At present, sutureless SF-IOL has become the mainstream surgical scheme for the clinical treatment of aphakic eyes, because it does not require suture, adhesion, scleral cauterization, and other operations. As a result, the tissue injury is greatly reduced, the incidence of postoperative complications is reduced, and the postoperative recovery time is shortened [14]. According to the comparative analysis of the present study, this method has the advantages of shorter operation time, more stable refractive state, and lower incidence of complications than suture SF-IOL.

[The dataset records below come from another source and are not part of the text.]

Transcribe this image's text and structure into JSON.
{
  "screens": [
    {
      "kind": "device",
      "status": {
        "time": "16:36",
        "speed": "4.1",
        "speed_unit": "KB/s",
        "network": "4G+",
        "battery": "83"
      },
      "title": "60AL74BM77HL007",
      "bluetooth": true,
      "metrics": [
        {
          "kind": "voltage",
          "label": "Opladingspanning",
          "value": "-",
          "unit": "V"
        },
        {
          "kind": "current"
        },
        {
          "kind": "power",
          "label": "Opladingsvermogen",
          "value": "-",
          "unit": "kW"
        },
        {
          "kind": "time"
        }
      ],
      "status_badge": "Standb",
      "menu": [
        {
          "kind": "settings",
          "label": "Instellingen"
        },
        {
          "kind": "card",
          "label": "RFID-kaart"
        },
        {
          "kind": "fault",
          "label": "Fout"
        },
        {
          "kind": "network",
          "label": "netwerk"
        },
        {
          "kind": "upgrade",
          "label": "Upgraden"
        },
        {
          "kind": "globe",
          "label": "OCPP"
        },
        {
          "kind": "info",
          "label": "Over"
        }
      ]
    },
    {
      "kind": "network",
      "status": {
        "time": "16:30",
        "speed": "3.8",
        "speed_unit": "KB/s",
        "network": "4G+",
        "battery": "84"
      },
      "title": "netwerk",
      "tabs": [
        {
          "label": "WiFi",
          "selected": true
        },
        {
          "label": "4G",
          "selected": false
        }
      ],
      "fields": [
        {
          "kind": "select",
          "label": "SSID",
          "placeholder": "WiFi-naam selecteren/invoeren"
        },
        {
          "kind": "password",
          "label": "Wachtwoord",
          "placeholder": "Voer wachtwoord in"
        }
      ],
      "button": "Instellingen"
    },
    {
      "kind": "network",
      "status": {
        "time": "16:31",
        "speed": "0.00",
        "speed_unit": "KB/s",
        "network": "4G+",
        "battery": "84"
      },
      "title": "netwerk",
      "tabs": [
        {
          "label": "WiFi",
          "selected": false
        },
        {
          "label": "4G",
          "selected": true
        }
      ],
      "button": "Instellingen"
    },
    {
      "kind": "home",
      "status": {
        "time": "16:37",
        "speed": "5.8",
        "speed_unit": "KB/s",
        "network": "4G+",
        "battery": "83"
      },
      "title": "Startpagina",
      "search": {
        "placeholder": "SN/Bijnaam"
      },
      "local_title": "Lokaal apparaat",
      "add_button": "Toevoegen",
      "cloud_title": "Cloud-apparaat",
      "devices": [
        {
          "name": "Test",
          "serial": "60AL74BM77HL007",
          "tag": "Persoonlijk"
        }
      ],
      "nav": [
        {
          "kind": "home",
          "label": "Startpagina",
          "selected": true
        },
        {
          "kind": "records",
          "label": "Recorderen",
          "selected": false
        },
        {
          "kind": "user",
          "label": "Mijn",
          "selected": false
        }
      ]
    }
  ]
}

The topic of comparing various secondary IOL techniques is a difficult and controversial issue, as well-designed comparative studies are rare and challenging to conduct due to the variations in each technique and the learning curve for each operator. The postoperative outcomes especially the operation time and visual acuity may be greatly influenced by the experience of the surgeon. Meanwhile, the reason of aphakia may influence the postoperative outcomes. Surgically, traumatically or congenitally induced aphakia may be accompanied with glaucoma, macular oedema and other ocular dysplasia. However, we believe that by comparing one surgical method with other surgical methods to find out the shortcomings of this surgical method and constantly adjust it is a feasible way to improve the quality of medical care. Besides, the main limitation of this study is the retrospective nature of most studies. The location of the IOL is determined by the surgeon’s preference and the patient’s eye history, leading to differences in baseline characteristics, which may affect the results between groups. Standardization among studies is also lacking, resulting in inconsistencies in clinical indications, surgical techniques, surgeon experience, reported results and limited duration in several studies. Meanwhile, duration of follow up is very important. The visual acuity, refractive errors, inclination of intraocular lens, and the postoperative complications may change with time. Thus, the quality of the evidence of the results differs, and it may lead to inconsistencies and statistical heterogeneity. In addition, the sample size of the study is small, which leads to the low statistical ability of some analyses. Due to the limited number of studies, this paper could not fully compare the differences among Yamane, Gabor, and Agarwal’s techniques.

Conclusion

According to the analysis of forest map, sensitivity map and funnel map, we found that the operation time of sutureless SF-IOL was shorter than that of suture SF-IOL, there was statistical difference when we compared the IOL-related astigmatism and the absolute postoperative spherical equivalent after sutureless SF-IOL and suture SF-IOL. Yamane technique is superior to suture SF-IOL and Gabor’s technique in subgroup analysis. In summary, Sutureless SF-IOL has the advantages of stable refraction and short operation time. However, high-quality literature to compare these technologies is lacking. Some long-term follow-up longitudinal prospective studies are needed to confirm the findings.